I'm having a problem thats limiting me quite a bit. We are trying to sample our data by grouping time. We have millions of points and want to fetch every Nth point in a given interval. We have implemented a solution that calculates the time difference in this interval and then groups by it to receive the correct amount of points.
SELECT last(value) as value FROM measurement WHERE time >= '...' AND time <= '...' GROUP BY time(calculated_time) fill(none)

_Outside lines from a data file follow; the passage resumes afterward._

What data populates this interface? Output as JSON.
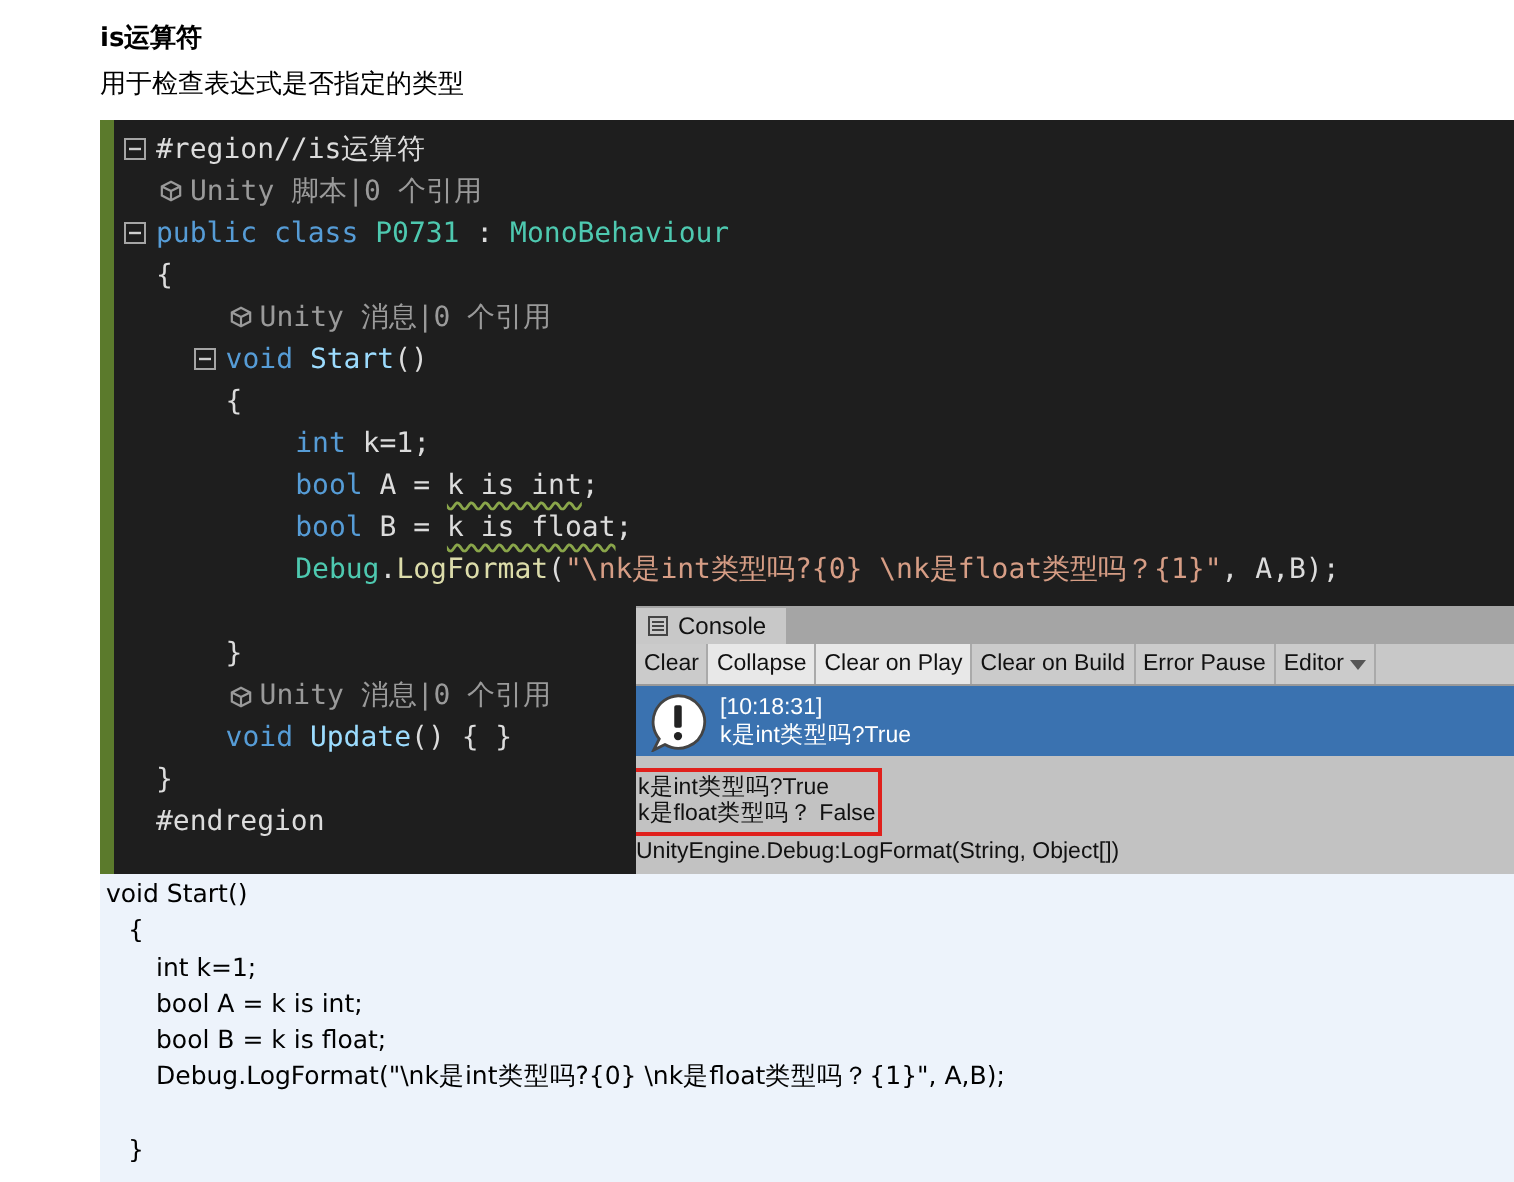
{
  "heading": "is运算符",
  "description": "用于检查表达式是否指定的类型",
  "editor": {
    "lines": [
      {
        "kind": "line",
        "fold": true,
        "tokens": [
          {
            "kind": "plain",
            "text": "#region//is运算符"
          }
        ]
      },
      {
        "kind": "hint",
        "text": "Unity 脚本|0 个引用"
      },
      {
        "kind": "line",
        "fold": true,
        "tokens": [
          {
            "kind": "keyword",
            "text": "public"
          },
          {
            "kind": "keyword",
            "text": " class"
          },
          {
            "kind": "type",
            "text": " P0731"
          },
          {
            "kind": "plain",
            "text": " : "
          },
          {
            "kind": "type",
            "text": "MonoBehaviour"
          }
        ]
      },
      {
        "kind": "line",
        "fold": false,
        "tokens": [
          {
            "kind": "plain",
            "text": "{"
          }
        ]
      },
      {
        "kind": "block",
        "children": [
          {
            "kind": "hint",
            "text": "Unity 消息|0 个引用"
          },
          {
            "kind": "line",
            "fold": true,
            "tokens": [
              {
                "kind": "keyword",
                "text": "void"
              },
              {
                "kind": "method",
                "text": " Start"
              },
              {
                "kind": "plain",
                "text": "()"
              }
            ]
          },
          {
            "kind": "line",
            "fold": false,
            "tokens": [
              {
                "kind": "plain",
                "text": "{"
              }
            ]
          },
          {
            "kind": "block",
            "children": [
              {
                "kind": "line",
                "fold": false,
                "tokens": [
                  {
                    "kind": "keyword",
                    "text": "int"
                  },
                  {
                    "kind": "plain",
                    "text": " k=1;"
                  }
                ]
              },
              {
                "kind": "line",
                "fold": false,
                "tokens": [
                  {
                    "kind": "keyword",
                    "text": "bool"
                  },
                  {
                    "kind": "plain",
                    "text": " A = "
                  },
                  {
                    "kind": "plain",
                    "text": "k is int",
                    "squiggle": true
                  },
                  {
                    "kind": "plain",
                    "text": ";"
                  }
                ]
              },
              {
                "kind": "line",
                "fold": false,
                "tokens": [
                  {
                    "kind": "keyword",
                    "text": "bool"
                  },
                  {
                    "kind": "plain",
                    "text": " B = "
                  },
                  {
                    "kind": "plain",
                    "text": "k is float",
                    "squiggle": true
                  },
                  {
                    "kind": "plain",
                    "text": ";"
                  }
                ]
              },
              {
                "kind": "line",
                "fold": false,
                "tokens": [
                  {
                    "kind": "type",
                    "text": "Debug"
                  },
                  {
                    "kind": "plain",
                    "text": "."
                  },
                  {
                    "kind": "call",
                    "text": "LogFormat"
                  },
                  {
                    "kind": "plain",
                    "text": "("
                  },
                  {
                    "kind": "string",
                    "text": "\"\\nk是int类型吗?{0} \\nk是float类型吗？{1}\""
                  },
                  {
                    "kind": "plain",
                    "text": ", A,B);"
                  }
                ]
              },
              {
                "kind": "blank"
              }
            ]
          },
          {
            "kind": "line",
            "fold": false,
            "tokens": [
              {
                "kind": "plain",
                "text": "}"
              }
            ]
          },
          {
            "kind": "hint",
            "text": "Unity 消息|0 个引用"
          },
          {
            "kind": "line",
            "fold": false,
            "tokens": [
              {
                "kind": "keyword",
                "text": "void"
              },
              {
                "kind": "method",
                "text": " Update"
              },
              {
                "kind": "plain",
                "text": "() { }"
              }
            ]
          }
        ]
      },
      {
        "kind": "line",
        "fold": false,
        "tokens": [
          {
            "kind": "plain",
            "text": "}"
          }
        ]
      },
      {
        "kind": "line",
        "fold": false,
        "tokens": [
          {
            "kind": "plain",
            "text": "#endregion"
          }
        ]
      }
    ]
  },
  "console": {
    "tab": "Console",
    "buttons": [
      {
        "label": "Clear",
        "on": false
      },
      {
        "label": "Collapse",
        "on": true
      },
      {
        "label": "Clear on Play",
        "on": true
      },
      {
        "label": "Clear on Build",
        "on": false
      },
      {
        "label": "Error Pause",
        "on": false
      },
      {
        "label": "Editor",
        "on": false,
        "dropdown": true
      }
    ],
    "entry": {
      "time": "[10:18:31]",
      "message": "k是int类型吗?True",
      "selected": true
    },
    "detail": [
      "k是int类型吗?True",
      "k是float类型吗？ False"
    ],
    "trace": "UnityEngine.Debug:LogFormat(String, Object[])"
  },
  "code_text": [
    {
      "kind": "line",
      "text": "void Start()"
    },
    {
      "kind": "block",
      "children": [
        {
          "kind": "line",
          "text": "{"
        },
        {
          "kind": "block",
          "children": [
            {
              "kind": "line",
              "text": "int k=1;"
            },
            {
              "kind": "line",
              "text": "bool A = k is int;"
            },
            {
              "kind": "line",
              "text": "bool B = k is float;"
            },
            {
              "kind": "line",
              "text": "Debug.LogFormat(\"\\nk是int类型吗?{0} \\nk是float类型吗？{1}\", A,B);"
            },
            {
              "kind": "blank"
            }
          ]
        },
        {
          "kind": "line",
          "text": "}"
        }
      ]
    }
  ]
}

The amount of points returned seems to be correct, but the dates are not.
See the results below:
Without sampling
> SELECT value FROM "measurement" WHERE time >= '2016-01-01T00:00:00Z' AND time <= '2017-01-01T00:00:00Z' LIMIT 5;
name: measurement
time value
---- -----
2016-01-01T00:00:00Z 61.111
2016-01-01T01:00:00Z 183.673
2016-01-01T02:00:00Z 200
2016-01-01T03:00:00Z 66.667
2016-01-01T04:00:00Z 97.959
With Sampling
> SELECT last(value) as value FROM "measurement" WHERE time >= '2016-01-01T00:00:00Z' AND time <= '2017-01-01T00:00:00Z' GROUP BY time(23m) fill(none) LIMIT 5;
name: measurement
time value
---- -----
2015-12-31T23:44:00Z 61.111
2016-01-01T00:53:00Z 183.673
2016-01-01T01:39:00Z 200
2016-01-01T02:48:00Z 66.667
2016-01-01T03:57:00Z 97.959
I expect the data to be returned to have the correct timestamp as in the database, regardless of the time used in the aggregation function. Instead, the time returned seems to be a multiple of the aggregated time. That is, if my aggregation is GROUP BY time(7m)
then the points seem to a multiple of 7 apart.
If there is no solution to my problem with influx, is there an alternative database I can use where I can accomplish this? The data in this example is uniform and evenly distributed, but this is not always the case. More often than not it will be randomly distributed (spans of seconds to minutes).